United States District Court, District of Arizona
May 14, 2024
No. CV-24-00240-TUC-RCC (D. Ariz. May. 14, 2024)

Opinion

CV-24-00240-TUC-RCC

05-14-2024

Ignatius M Tee, Jr., Plaintiff, v. Shannon M Shea, et al., Defendants.


ORDER

Honorable Raner C. Collins Senior United States District Judge

Pending before the Court is Plaintiff Ignatius M. Tee, Jr.'s Emergency Motion for Temporary Restraining Order, Emergency Motion for Leave of Court to Exceed Page Count, and Motion for Order to Show Cause Why Preliminary Injunction Should Not Issue. (Doc. 2.) Plaintiff filed his Complaint and Motion in an emergency posture on May 10, 2024. (Docs. 1-2.) The Court set expedited oral argument for Tuesday, May 14, 2024. (Doc. 6.) A summons was issued on May 13, 2024 (Doc. 7) and, on May 14, 2024, prior to the scheduled hearing, Defendants appeared and filed their Response in Opposition to Plaintiff's Motion (Docs. 8-9). The Court reviewed the pleadings and attachments and heard argument from the parties.

I. Background Facts

Plaintiff is a Petty Officer First Class in the United States Navy and is enrolled in the Naval Reserve Officers Training Corps ("NROTC") Seaman-to-Admiral Program ("STA-21") studying at the University of Arizona. (Doc. 1 at 5.) Defendant Shannon M. Shea is a Colonel in the United States Marine Corps, a Professor of Naval Science ("PNS"), and Plaintiff's commanding officer ("CO"). (Id. at 4.) On November 21, 2023, Colonel Shea convened a Performance Review Board ("PRB") to adjudicate a misconduct allegation against Plaintiff for "inappropriate relationships with midshipmen within the battalion." (Id. at 1, 6.)

In his Complaint and Motion, Plaintiff alleges that the first PRB did not comply with various due process provisions outlined in the U.S. Navy, Naval Service Training Command ("NSTC") M-1533.2E, Regulations for Officer Development for the NROTC. (Id. at 1-2.) Specifically, Plaintiff alleges that the first PRB was unlawful because the board members should have been disqualified as persons involved in the underlying matters; the PRB did not conduct a "preliminary inquiry" (i.e., a pre-PRB investigation) and therefore did not give Plaintiff a copy of the preliminary inquiry report; the PRB failed to provide Plaintiff with a "trigger document"; the command did not provide Plaintiff with the evidence lodged against him; the PRB recorder denied Plaintiff his right to counsel; the PRB recorder interfered with Plaintiffs elections of his rights; and the PRB forced Plaintiff to speak in violation of his right to remain silent in 10 U.S.C. § 831. (Id. at 9.) Plaintiff avers that, during the proceeding, he was "alone, without counsel, without witnesses, without the allegations against him, and without any of the evidence against him[,]" and the PRB questioned him with vague allegations while one of its members, Lt. Mohan, said he was "slimy" and characterized Plaintiff's responses as "bullshit." (Id. at 7-8.) Plaintiff asserts that the first PRB was so traumatic that Plaintiff required psychological and medical attention afterwards. (Id. at 1-2.) After deliberating, the PRB announced its finding that Plaintiff "did pursue or attempt to pursue inappropriate relationships with [midshipmen] within the battalion and [] did not meet aptitude standards" and recommended a "Leave of Absence Pending Disenrollment." (Id. at 8.)

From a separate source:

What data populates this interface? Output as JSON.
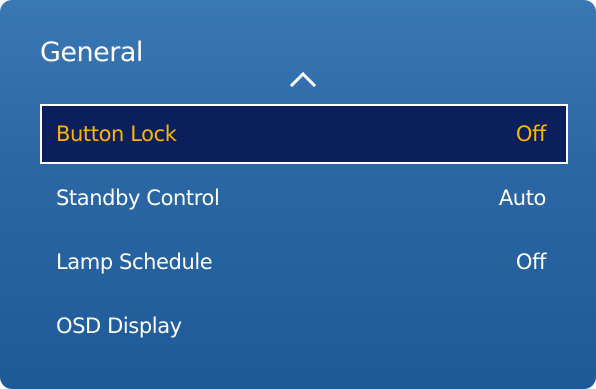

PRBs are administrative proceedings, but their recommendations are not final. (Doc. 1-2 at 15, 43.) NSTC M-1533.2E Appendix G outlines a multi-step "Chain of Appeal" that follows a PRB. (Id. at 43.) NSTC M-1533.2E Sections 6-13(1)-(2) explain that the recorder prepares a PRB Report, which is then given to the student who is "afforded an opportunity to agree/dispute the proceedings and five full business days to provide a written response to the PNS." (Id. at 21.) The regulation continues:

3. PNS Endorsement. Once the student has had an opportunity to respond to the PRB report, the PNS will consider the package in its totality and endorse the board report, either concurring or non-concurring with the findings and recommendations of the board in the PRB PNS Recommendation Letter (Example 6-J) . . . . The student shall be given a copy of the PNS's endorsement, and the student will be given up to five full business days to respond to the recommendations in the PNS's endorsement.
(Id.) The next step for disenrollment recommendations is to send the PNS Endorsement up the "Chain of Appeal," which culminates in the NSTC Commander making the ultimate disenrollment decision. (Id. at 22, 43.)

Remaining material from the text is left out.